Although he meets Bathsheba and falls for her, his love is not returned. He also comes close to death when he falls asleep by the fire in his shepherd’s hut with out first opening the ventilation slide, only to be rescued by Bathsheba. His luck hits an all time low when his sheep dogs chase all his flock over the cliff leaving him penniless and without work. All of this occurs during the bleakest winter months of December and January. By February, as the days begin to lengthen so Oak’s luck starts to improve.
He saves a burning hayrick and discovers it belongs to Bathsheba in her new role as mistress of a farm near Weatherbury. Bathsheba gives Oak a job as her shepherd. However February is still winter and in chapter 11 it is a bleak snowy night in which the “evil” Troy is introduced into the book which clearly represents what future is in store for this character.
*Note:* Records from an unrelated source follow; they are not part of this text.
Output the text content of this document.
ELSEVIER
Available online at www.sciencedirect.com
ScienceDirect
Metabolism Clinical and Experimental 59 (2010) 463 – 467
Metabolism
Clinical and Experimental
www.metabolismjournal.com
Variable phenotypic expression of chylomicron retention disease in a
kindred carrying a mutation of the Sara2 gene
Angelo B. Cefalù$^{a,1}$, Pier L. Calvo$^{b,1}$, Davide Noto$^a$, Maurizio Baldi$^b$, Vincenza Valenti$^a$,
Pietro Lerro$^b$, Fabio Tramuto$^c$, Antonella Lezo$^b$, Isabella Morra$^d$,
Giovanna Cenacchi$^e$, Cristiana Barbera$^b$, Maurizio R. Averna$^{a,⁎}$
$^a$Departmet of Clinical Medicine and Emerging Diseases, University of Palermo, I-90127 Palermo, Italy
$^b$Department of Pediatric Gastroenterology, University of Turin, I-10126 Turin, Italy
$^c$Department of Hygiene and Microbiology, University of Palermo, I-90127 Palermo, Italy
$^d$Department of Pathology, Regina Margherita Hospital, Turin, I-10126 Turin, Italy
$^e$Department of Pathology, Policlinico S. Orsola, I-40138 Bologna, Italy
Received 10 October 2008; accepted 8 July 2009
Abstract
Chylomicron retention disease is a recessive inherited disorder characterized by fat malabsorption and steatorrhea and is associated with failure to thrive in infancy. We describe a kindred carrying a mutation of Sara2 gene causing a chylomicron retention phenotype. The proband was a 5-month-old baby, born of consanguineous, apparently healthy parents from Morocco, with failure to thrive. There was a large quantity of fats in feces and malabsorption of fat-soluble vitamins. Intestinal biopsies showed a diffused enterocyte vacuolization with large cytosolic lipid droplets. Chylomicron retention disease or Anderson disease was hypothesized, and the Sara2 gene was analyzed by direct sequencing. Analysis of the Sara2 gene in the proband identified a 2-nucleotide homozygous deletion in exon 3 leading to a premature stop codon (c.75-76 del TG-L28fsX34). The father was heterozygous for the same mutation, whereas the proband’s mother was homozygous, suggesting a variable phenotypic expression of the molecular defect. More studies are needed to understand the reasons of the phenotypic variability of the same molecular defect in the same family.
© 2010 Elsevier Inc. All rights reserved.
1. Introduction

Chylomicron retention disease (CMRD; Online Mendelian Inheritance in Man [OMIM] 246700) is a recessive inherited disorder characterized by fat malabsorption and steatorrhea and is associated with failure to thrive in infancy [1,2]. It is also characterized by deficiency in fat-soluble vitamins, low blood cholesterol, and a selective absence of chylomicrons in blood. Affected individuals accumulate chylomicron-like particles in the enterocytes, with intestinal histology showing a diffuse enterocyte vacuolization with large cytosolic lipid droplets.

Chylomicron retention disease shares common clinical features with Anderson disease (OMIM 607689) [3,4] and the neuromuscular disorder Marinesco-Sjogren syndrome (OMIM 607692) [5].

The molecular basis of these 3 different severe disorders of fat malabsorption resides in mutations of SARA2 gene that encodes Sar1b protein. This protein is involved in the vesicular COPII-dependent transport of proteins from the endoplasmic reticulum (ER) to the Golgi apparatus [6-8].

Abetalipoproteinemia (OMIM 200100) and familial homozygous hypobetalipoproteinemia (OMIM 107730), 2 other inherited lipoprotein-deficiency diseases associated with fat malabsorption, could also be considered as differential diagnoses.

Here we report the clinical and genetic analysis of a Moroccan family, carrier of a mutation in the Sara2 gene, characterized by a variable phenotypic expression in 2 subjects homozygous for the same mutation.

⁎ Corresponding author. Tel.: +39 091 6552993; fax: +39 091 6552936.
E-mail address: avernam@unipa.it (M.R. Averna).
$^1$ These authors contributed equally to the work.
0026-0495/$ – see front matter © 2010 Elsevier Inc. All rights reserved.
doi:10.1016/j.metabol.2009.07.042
Hardy also uses specific dates for important development in his novel the first of which comes from Valentines Day on the 14th February. When Bathsheba sends a joke Valentine card to Boldwood the consequences of this action are felt up until the end of the book
Boldwood’s feelings of love for Bathsheba grow during the spring, emulating the growing season. When Boldwood proposes to Bathsheba it is the end of May and sheep washing is taking place again emphasising Hardy’s use of the rural timetable. This is repeated when Boldwood proposes for a second time at the sheep sheering supper. Troy’s second appearance in the novel coincides with the arrival of summer making it easy for lots of the action between him and Bathsheba to take place out of doors, even in the evening, for example the sword display in chapter 28.
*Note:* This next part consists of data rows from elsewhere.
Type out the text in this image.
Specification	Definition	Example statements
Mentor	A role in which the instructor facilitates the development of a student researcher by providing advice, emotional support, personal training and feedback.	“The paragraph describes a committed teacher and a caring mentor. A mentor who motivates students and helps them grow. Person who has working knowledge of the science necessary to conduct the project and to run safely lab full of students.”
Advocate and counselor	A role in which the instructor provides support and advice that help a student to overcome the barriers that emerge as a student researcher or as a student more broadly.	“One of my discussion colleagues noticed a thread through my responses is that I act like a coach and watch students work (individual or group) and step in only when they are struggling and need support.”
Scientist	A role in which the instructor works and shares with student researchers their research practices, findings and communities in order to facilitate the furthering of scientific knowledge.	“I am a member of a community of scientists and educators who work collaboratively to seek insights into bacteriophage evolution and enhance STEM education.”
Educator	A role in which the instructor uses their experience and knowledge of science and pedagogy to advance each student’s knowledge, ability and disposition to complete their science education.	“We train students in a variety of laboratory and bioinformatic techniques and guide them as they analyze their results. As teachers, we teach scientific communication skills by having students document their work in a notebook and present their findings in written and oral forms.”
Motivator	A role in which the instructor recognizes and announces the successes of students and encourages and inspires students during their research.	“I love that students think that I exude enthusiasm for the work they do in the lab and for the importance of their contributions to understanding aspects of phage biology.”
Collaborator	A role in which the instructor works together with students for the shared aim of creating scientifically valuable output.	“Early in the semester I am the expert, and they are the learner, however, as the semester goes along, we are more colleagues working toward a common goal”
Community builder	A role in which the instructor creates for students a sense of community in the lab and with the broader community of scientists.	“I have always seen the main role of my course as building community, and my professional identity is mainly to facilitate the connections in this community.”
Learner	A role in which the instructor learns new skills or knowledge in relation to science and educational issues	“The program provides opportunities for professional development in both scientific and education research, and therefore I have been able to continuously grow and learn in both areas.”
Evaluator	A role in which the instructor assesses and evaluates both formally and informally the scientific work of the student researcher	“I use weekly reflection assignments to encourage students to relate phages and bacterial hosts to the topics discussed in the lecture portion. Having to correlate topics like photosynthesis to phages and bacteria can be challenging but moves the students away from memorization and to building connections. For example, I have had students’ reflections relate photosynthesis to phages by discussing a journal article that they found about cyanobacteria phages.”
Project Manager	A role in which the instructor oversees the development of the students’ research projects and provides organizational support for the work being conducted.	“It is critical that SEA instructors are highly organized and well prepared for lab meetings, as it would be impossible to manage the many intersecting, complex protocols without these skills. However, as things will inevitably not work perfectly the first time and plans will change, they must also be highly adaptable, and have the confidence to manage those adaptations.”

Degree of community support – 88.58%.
Troy is a loud, colourful character and summer is a colourful season so Hardy has matched his character to the time of year. Troy, however turns out to be a “fair weather friend” who leaves as the summer ends and the work on the farm starts once again to get hard. In contrast, Gabriel Oak is presented as a “man for all seasons” whose loyalty to Bathsheba is constant whatever the weather or the season. In spring he rescues Bathshebas bloated sheep and in late summer he saves the harvest by covering the ricks even throughout a thunderstorm.
This same thunderstorm is used by Hardy to show the beginning of the collapse of Bathsheba’s marriage to Troy. It is almost as if Troy and the thunderstorm are the same thing, as neither of them care about how there actions will destroy the farm. As autumn progresses and the leaves wither, so Bathsheba’s relationship with Troy also withers. It takes Hardy thirty-eight chapters to cover the first ten months of this book and yet the next ten chapters cover only ten days, which shows how important these ten chapters are and how much detail Hardy is able to show.
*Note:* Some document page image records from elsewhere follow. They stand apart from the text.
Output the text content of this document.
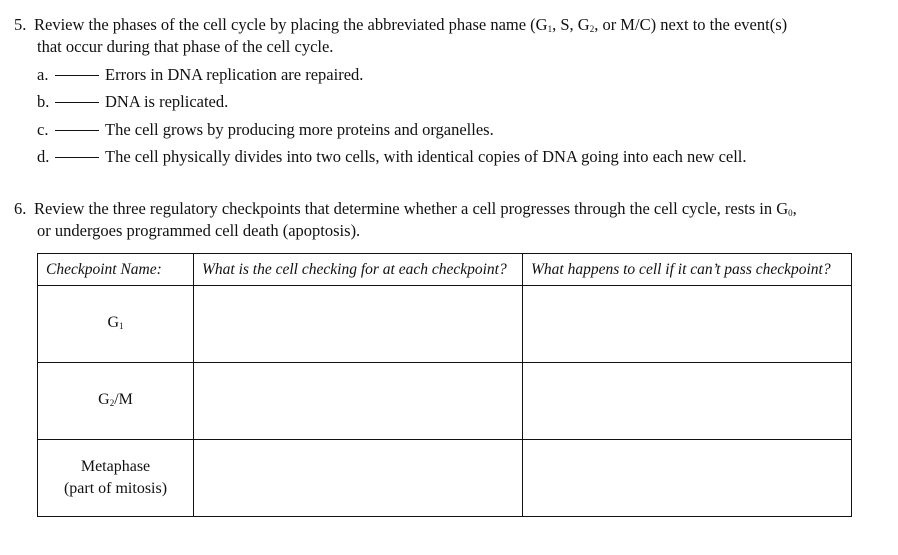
5. Review the phases of the cell cycle by placing the abbreviated phase name ($G_1$, S, $G_2$, or M/C) next to the event(s)
that occur during that phase of the cell cycle.
a.	Errors in DNA replication are repaired.
b.	DNA is replicated.
c.	The cell grows by producing more proteins and organelles.
d.	The cell physically divides into two cells, with identical copies of DNA going into each new cell.
6. Review the three regulatory checkpoints that determine whether a cell progresses through the cell cycle, rests in $G_0$,
or undergoes programmed cell death (apoptosis).
Checkpoint Name:	What is the cell checking for at each checkpoint?	What happens to cell if it can’t pass checkpoint?

$G_1$

$G_2/M$		

Metaphase
(part of mitosis)		
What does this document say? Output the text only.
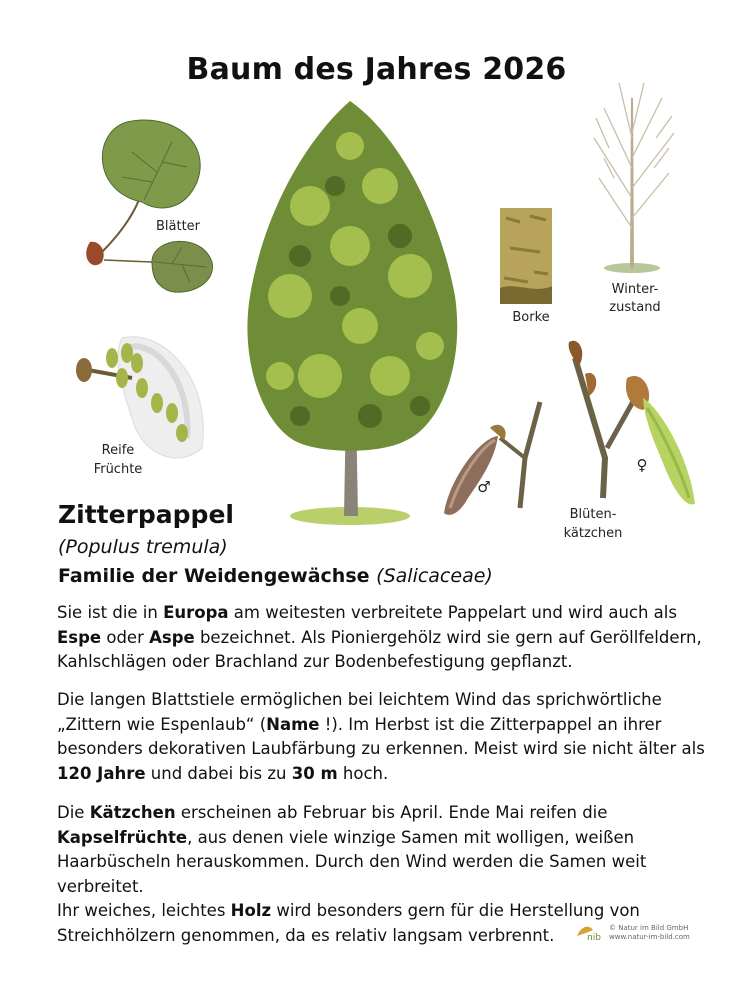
Baum des Jahres 2026
Blätter
Reife
Früchte
Borke
Winter-
zustand
♂
♀
Blüten-
kätzchen
Zitterpappel
(Populus tremula)
Familie der Weidengewächse (Salicaceae)

Sie ist die in Europa am weitesten verbreitete Pappelart und wird auch als Espe oder Aspe bezeichnet. Als Pioniergehölz wird sie gern auf Geröllfeldern, Kahlschlägen oder Brachland zur Bodenbefestigung gepflanzt.

Die langen Blattstiele ermöglichen bei leichtem Wind das sprichwörtliche „Zittern wie Espenlaub“ (Name !). Im Herbst ist die Zitterpappel an ihrer besonders dekorativen Laubfärbung zu erkennen. Meist wird sie nicht älter als 120 Jahre und dabei bis zu 30 m hoch.

Die Kätzchen erscheinen ab Februar bis April. Ende Mai reifen die Kapselfrüchte, aus denen viele winzige Samen mit wolligen, weißen Haarbüscheln herauskommen. Durch den Wind werden die Samen weit verbreitet.
Ihr weiches, leichtes Holz wird besonders gern für die Herstellung von Streichhölzern genommen, da es relativ langsam verbrennt.	nib
© Natur im Bild GmbH
www.natur-im-bild.com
However, the next eleven months are covered in only three chapters taking us to Christmas of the second year, with the following three chapters covering a single day, Christmas Eve. This shows how Hardy can switch his style from describing time as passing quickly to describing a lot of action in a single day. After yet another break in time chapter 55 takes the novel to the following March. Chapter 56, however, is remarkable as it describes spring, summer, August, autumn, Christmas Day and Boxing Day, meaning that it covers nine months in a single chapter.
Hardy varies his accuracy where dates and times are concerned. In some parts of the novel he is totally accurate as to when the action happens, for example chapters 13-15 give specific February dates and chapters 22, 23 and 24 all take place on June 1st. However, at the end of the novel Hardy simply says the action takes place “sometime after” Boxing Day. In total, “Far from the Madding Crowd” is presented over three years, in which the first year is described in great detail over forty nine chapters. The second year is done in a mere six chapters and the third year is covered in just three chapters.
Hardy’s use of time in Far From The Madding Crowd is a real asset to the novel as he portrays it in such away that the reader believes the story is true and did actually happen over a period of three years. His ability to focus on a particular time in the novel very specifically is superb. Then to be able to glide through a whole year in a few chapters without the reader suspecting that the novel is in fact from Hardy’s own imagination really gives the book an extra grip on our thoughts and makes the read even more satisfying.